There’s a statistic that highlights just how bad things are at Nigeria’s seaports: despite its vast import-dependent economy, the country is no longer home to be leading container port in West Africa.
That title now belongs to Togo where, largely thanks to implemented reforms, container traffic at the port of Lome has grown more than three-fold since 2013, data from Dynamar, a Dutch maritime intelligence and consulting firm, show. In contrast, things have stagnated at Nigeria largest port in Apapa, Lagos which remains hamstrung by a combination of decades of inefficiency and red-tape leaving room for corruption to thrive. Indeed, it is often far easier to pay middlemen (sometimes in cahoots with customs officials) to clear goods at the port than to go through official processes.
The slow-moving nature of the ports’ operations has resulted in perpetual congestion but the inefficiency is coming at a significant price as container traffic to the port has dipped nearly 30% in the past five years, according to Dynamar. Nigeria’s loss has proven to be Togo’s gain as the small West African nation doubles down on reform and investment plans to transform itself into a pivotal transit hub in the Gulf of Guinea.

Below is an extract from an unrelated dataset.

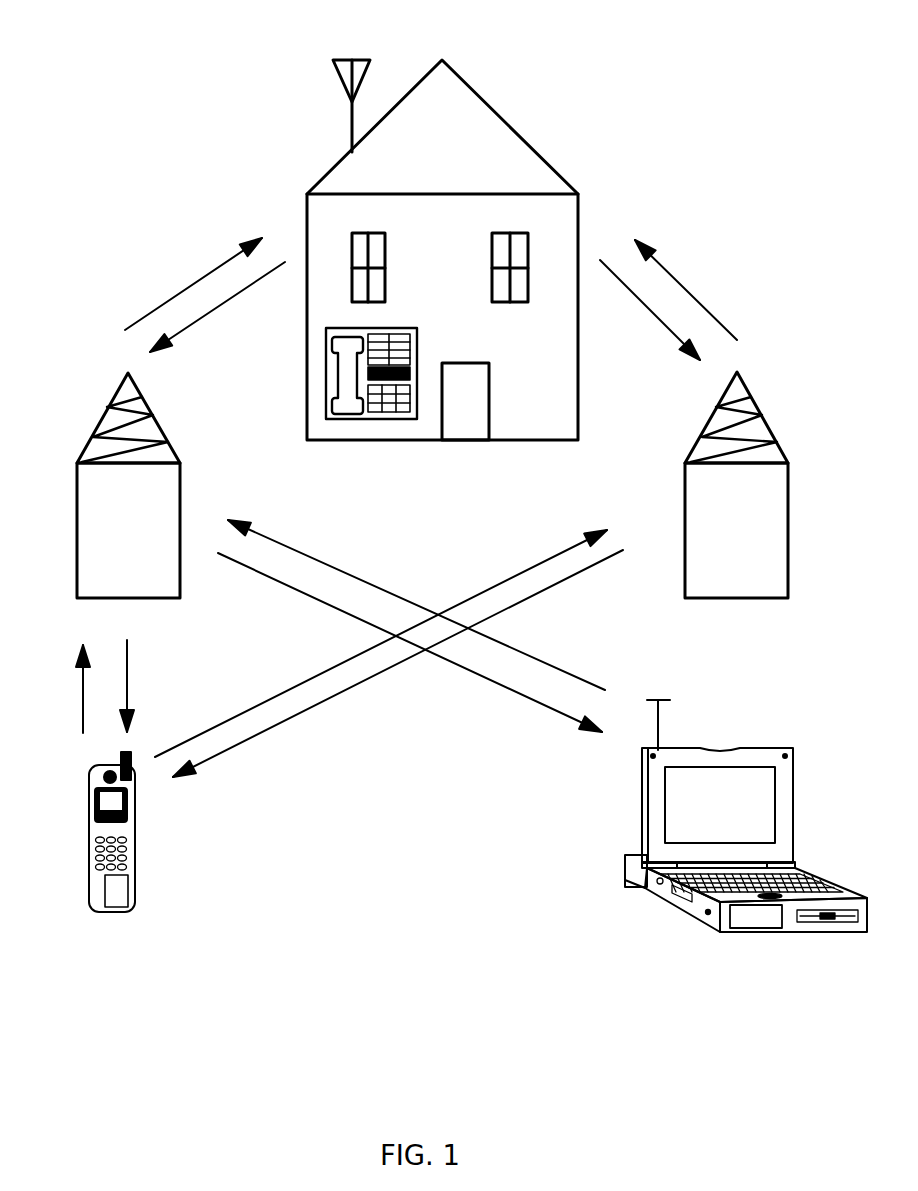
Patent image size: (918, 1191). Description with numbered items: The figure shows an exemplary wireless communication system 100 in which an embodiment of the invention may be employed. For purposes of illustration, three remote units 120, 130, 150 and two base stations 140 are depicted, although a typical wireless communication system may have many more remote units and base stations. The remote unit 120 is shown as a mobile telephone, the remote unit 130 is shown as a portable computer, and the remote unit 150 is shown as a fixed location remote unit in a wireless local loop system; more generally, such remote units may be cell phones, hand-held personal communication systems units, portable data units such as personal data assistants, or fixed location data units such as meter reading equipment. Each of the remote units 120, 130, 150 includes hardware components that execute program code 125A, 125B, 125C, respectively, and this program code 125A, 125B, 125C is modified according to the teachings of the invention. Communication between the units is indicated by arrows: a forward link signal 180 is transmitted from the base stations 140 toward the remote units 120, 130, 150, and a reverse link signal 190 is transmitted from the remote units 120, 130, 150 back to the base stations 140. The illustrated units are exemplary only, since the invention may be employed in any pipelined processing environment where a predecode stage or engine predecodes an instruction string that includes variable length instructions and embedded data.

The attempted reforms by successive Nigerian governments have been less productive. Measures issued by a recent presidential executive order, including commencing 24-hour operations and cutting out bribe-demanding local touts and customs officials are yet to result in easing the business of imports and exports. Instead, the cost of transporting containers from the Apapa port to destinations across Lagos have more than doubled over the past year alone. In fact, revamping the port’s operations will require fundamental infrastructure changes such as revamping access roads to the port which remain dilapidated.
While the congestion in the Apapa port has been largely contained around the area in the past, its effects are starting to spill over and cause a major strain on residents across Lagos. Unable to access the congested port, 40-foot container trucks are backed up as far back as 10 kilometers in queues resulting in snaking lines across several commuter highways and bridges.
As such, the long lines of container-laden trucks have considerably worsened the already notorious traffic jams in Lagos, Africa’s largest mega-city, home to an estimated 21 million people. Ahead of Lagos governorship elections in February, the trucks have become a political talking point. The federal government’s attempts to resolve the issue—including a high-stake meeting involving vice-president Yemi Osinbajo last year—have fallen flat.
In some cases, the persistent traffic is forcing significant lifestyle changes. Dapo Johnson, a broadcast intern who lives close to the port says his daily 45-minute commute to work has been extended by two extra hours while Dikachim Nwankwo, a digital brand and communications manager, has relocated to a more expensive Lagos neighborhood simply to avoid hours of traffic daily. “I barely had a life. It [traffic] was frustrating,” he says. “Rent and living costs are higher but this is better.”
For import-dependent businesses, the cost of the ongoing congestion is likely to run into millions of dollars. For instance, the Dangote Group, the conglomerate owned by Aliko Dangote, Africa’s richest man, estimates it may lose $41 million due to the gridlock at the Apapa port this year. One measure of the cost of the inefficiency is reflected in the costs of shipping goods to Nigeria as analysis on overseas cargo and freight costs by MoverDB, an online resource for international shipping, shows the cost of shipping both 20-foot and 40-foot containers to Lagos ports from New York is the most expensive in the world of the 47 major port destinations analyzed.
And the high costs are not based solely on distance either: shipping from New York to Nigeria is nearly double the cost of shipping to South Africa even though Nigeria is closer, by nautical miles, to New York compared to South Africa.